Animal studies ensure that medicine can work and is not very hazardous, but they are not infallible. Approximately 90% of medications that have been shown safe and efficacious in animals fail to function as intended in humans. Drugs that seem harmless in animal research can turn out not to be.

According to Kathy Guillermo, senior vice president of the People for the Ethical Treatment of Animals, which has long opposed animal research, "the failure of the existing system that depends on the use of animals for the initial testing phase is an open secret," as reported in Nature.

Rachael Anatol, senior vice president of scientific and regulatory relations for the Biotechnology Innovation Organization (BIO), a trade association, said that the Food and Medication Administration wouldn't let pharmaceutical companies abruptly discontinue using animals in drug research.

According to Anatol, a former employee of the FDA who just left the organization, drug firms will need to demonstrate to the FDA that they are not losing safety or efficacy by substituting animal research.

One bottleneck, according to her, will be ensuring the agencies feel safe and at ease with the situation.

Numerous inquiries to the FDA for comments on the modification still need to be answered.

According to her, the "me too" medications comparable to those currently on the market are the first medicines likely to see a change.

According to Danilo Tagle, director of the Office of Special Initiatives at the National Center for Advancing Translational Sciences, a division of the National Institutes of Health, testing of the botulinum toxin, known as Botox, which is used for medical and cosmetic treatment, is likely to result in another immediate benefit from Congress' action.

One of the deadliest known chemicals, botulinum toxin, may infect food.
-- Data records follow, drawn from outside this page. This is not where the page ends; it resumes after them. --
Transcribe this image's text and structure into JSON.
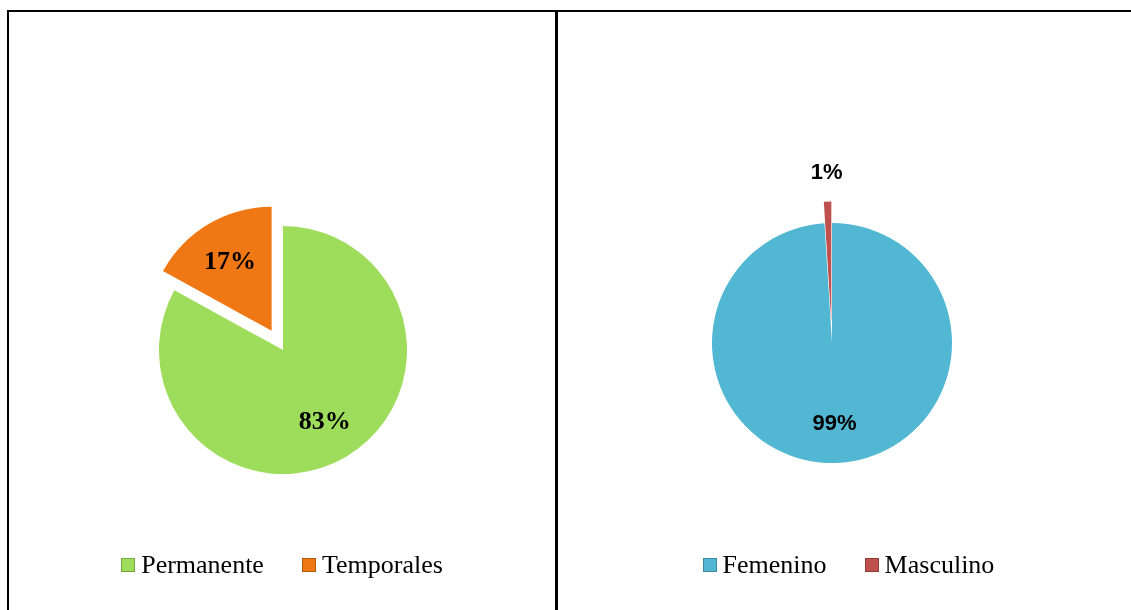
{
  "chart_data": [
    {
      "type": "pie",
      "categories": [
        "Permanente",
        "Temporales"
      ],
      "values": [
        83,
        17
      ],
      "colors": [
        "#9edc5b",
        "#f07814"
      ],
      "value_labels": [
        "83%",
        "17%"
      ],
      "legend": "bottom"
    },
    {
      "type": "pie",
      "categories": [
        "Femenino",
        "Masculino"
      ],
      "values": [
        99,
        1
      ],
      "colors": [
        "#52b7d3",
        "#c0504d"
      ],
      "value_labels": [
        "99%",
        "1%"
      ],
      "legend": "bottom"
    }
  ]
}
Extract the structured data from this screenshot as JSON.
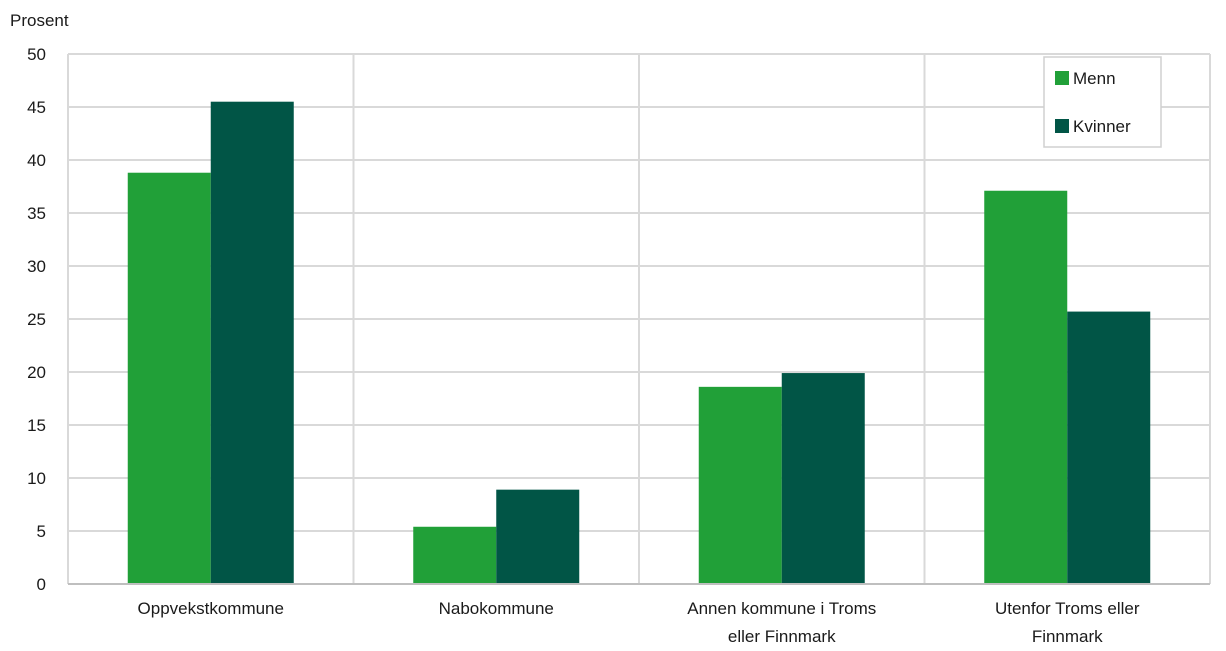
{
  "chart_data": {
    "type": "bar",
    "ylabel": "Prosent",
    "ylim": [
      0,
      50
    ],
    "yticks": [
      0,
      5,
      10,
      15,
      20,
      25,
      30,
      35,
      40,
      45,
      50
    ],
    "grid": true,
    "legend_position": "top-right",
    "categories": [
      [
        "Oppvekstkommune"
      ],
      [
        "Nabokommune"
      ],
      [
        "Annen kommune i Troms",
        "eller Finnmark"
      ],
      [
        "Utenfor Troms eller",
        "Finnmark"
      ]
    ],
    "series": [
      {
        "name": "Menn",
        "color": "#21a038",
        "values": [
          38.8,
          5.4,
          18.6,
          37.1
        ]
      },
      {
        "name": "Kvinner",
        "color": "#015546",
        "values": [
          45.5,
          8.9,
          19.9,
          25.7
        ]
      }
    ]
  }
}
According to Tagle, millions of mice are given a fatal dosage of botulinum toxin every year to evaluate the potency of each batch of the poison.

He is now collaborating with the Food and Drug Administration to swap out those mice for dish-grown cells. The replacement procedure will start for another year or two, and there won't be millions more mice worldwide since the animals won't be bred for this.

Looking for Alternatives

However, he added that replacing animals with a test on a lab plate would save time and money, present less danger to lab staff, and eliminate the need to discard the affected animals.

According to Anatol, technology is "not there yet" to completely replace animal experimentation. However, scientists can now produce skin or blood cells from a patient with the target ailment in the lab and test hundreds of medications quickly on the cells to see if any may correct whatever is wrong.